“Chi se la canta e chi se la sona”, ma resta il fatto che qualcosa non ha proprio funzionato per il partito di Renzi soprattutto in provincia di Roma. Così mentre il vice presidente della Regione Lazio Massimiliano Smeriglio sostiene che Sel e i movimenti civici reggono complessivamente sia nel Lazio che in tutta Italia, sfida invece i grillini a «fare un po’ meno proclami e cercare di risolvere i problemi concreti delle persone in carne e ossa.»
IL CASO DI CIVITAVECCHIA – Soprattutto a Civitavecchia dove Sel aveva messo in crisi la giunta dell’ex sindaco ed ex onorevole Pietro Tidei ricavandone alla fine un pugno di mosche. Molto cauto invece il giudizio del presidente Nicola Zingaretti che si preoccupa per la scarsa partecipazione al voto, ma ritiene che tutto sommato il centrosinistra ha difeso «importanti posizioni e in alcuni casi ha conquistato Comuni». Giudizio più tranchant quello del neo eurodeputato (ed ex segretario del Pd Lazio) Enrico Gasbarra secondo il quale «quando non c’è in campo Renzi i nodi vengono al pettine». Messaggio che riecheggia un pò la litania dei berlusconiani Doc per i quali senza il gran capo non si va da nessuna parte.

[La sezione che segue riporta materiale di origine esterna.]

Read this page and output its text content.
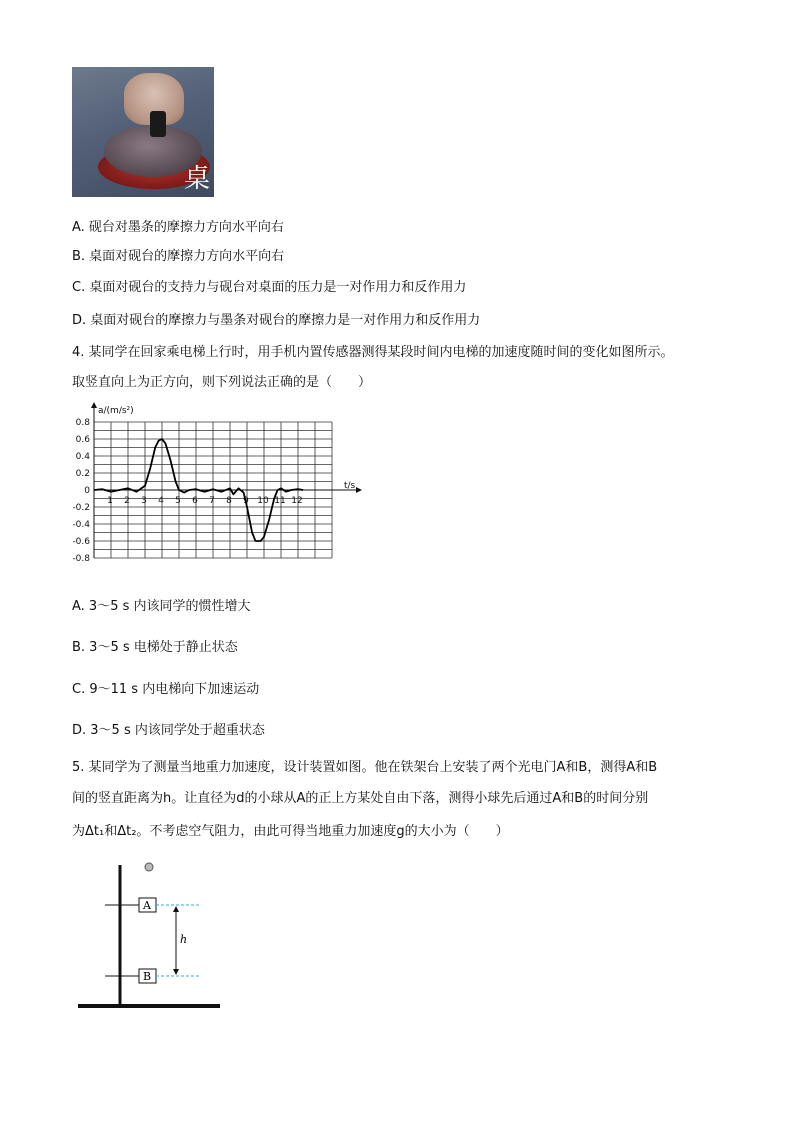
桌
A. 砚台对墨条的摩擦力方向水平向右
B. 桌面对砚台的摩擦力方向水平向右
C. 桌面对砚台的支持力与砚台对桌面的压力是一对作用力和反作用力
D. 桌面对砚台的摩擦力与墨条对砚台的摩擦力是一对作用力和反作用力
4. 某同学在回家乘电梯上行时，用手机内置传感器测得某段时间内电梯的加速度随时间的变化如图所示。
取竖直向上为正方向，则下列说法正确的是（　　）
a/(m/s²)
t/s
0.8
0.6
0.4
0.2
0
-0.2
-0.4
-0.6
-0.8
1 2 3 4 5 6 7 8 9 10 11 12
A. 3～5 s 内该同学的惯性增大
B. 3～5 s 电梯处于静止状态
C. 9～11 s 内电梯向下加速运动
D. 3～5 s 内该同学处于超重状态
5. 某同学为了测量当地重力加速度，设计装置如图。他在铁架台上安装了两个光电门A和B，测得A和B
间的竖直距离为h。让直径为d的小球从A的正上方某处自由下落，测得小球先后通过A和B的时间分别
为Δt₁和Δt₂。不考虑空气阻力，由此可得当地重力加速度g的大小为（　　）
A
B
h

LE PAROLE DI GASBARRA – In sostanza per Gasbarra occorre «adeguare il partito locale alla velocità e modernità della segreteria nazionale». Ma Gasbarra entra anche a gamba tesa nelle polemiche interne che travagliano in particolare il Pd di Roma quando afferma che «al di la delle maggioranze e minoranze costruite su congressi ormai lontani dalla enorme massa di elettori delle europee va costruito da subito e unitariamente un nuovo modello di partito locale aperto e moderno….» Che non è un’affermazione di poco conto poichè di fatto vanifica i risultati dell’ultimo congresso del Pd soprattutto nella Capitale che non votò a favore di Renzi (Gasbarra compreso). Non solo, ma prefigura “finalmente” quel partito liquido con poche strutture e rari congressi che già Veltroni aveva tentato di lanciare, un partito tutto ancorato alla figura carismatica del leader.
RIFLESSIONI DA LIVORNO – Qualche commentatore stamane faceva notare che il risultato di Filippo Nogarin a Livorno segna la fine della presenza di quell’anima vetero comunista del Pd che a Livorno aveva le sue radici, ma anche la fine di quella forma-partito non spiega la forza del M5stelle su tutto il litorale tirrenico da Pomezia, Civitavecchia a Livorno. Forse, molto più banalmente, si è dato per spacciato un grillismo che alle europee è andato sotto solo di qualche punto rispetto alle precedenti politiche e che nel Lazio (ma non solo) potrebbe dare molto filo da torcere alla “new age” di Renzi, che con la nuova legge elettorale rischia di trovarselo a competere per il ballottaggio nazionale.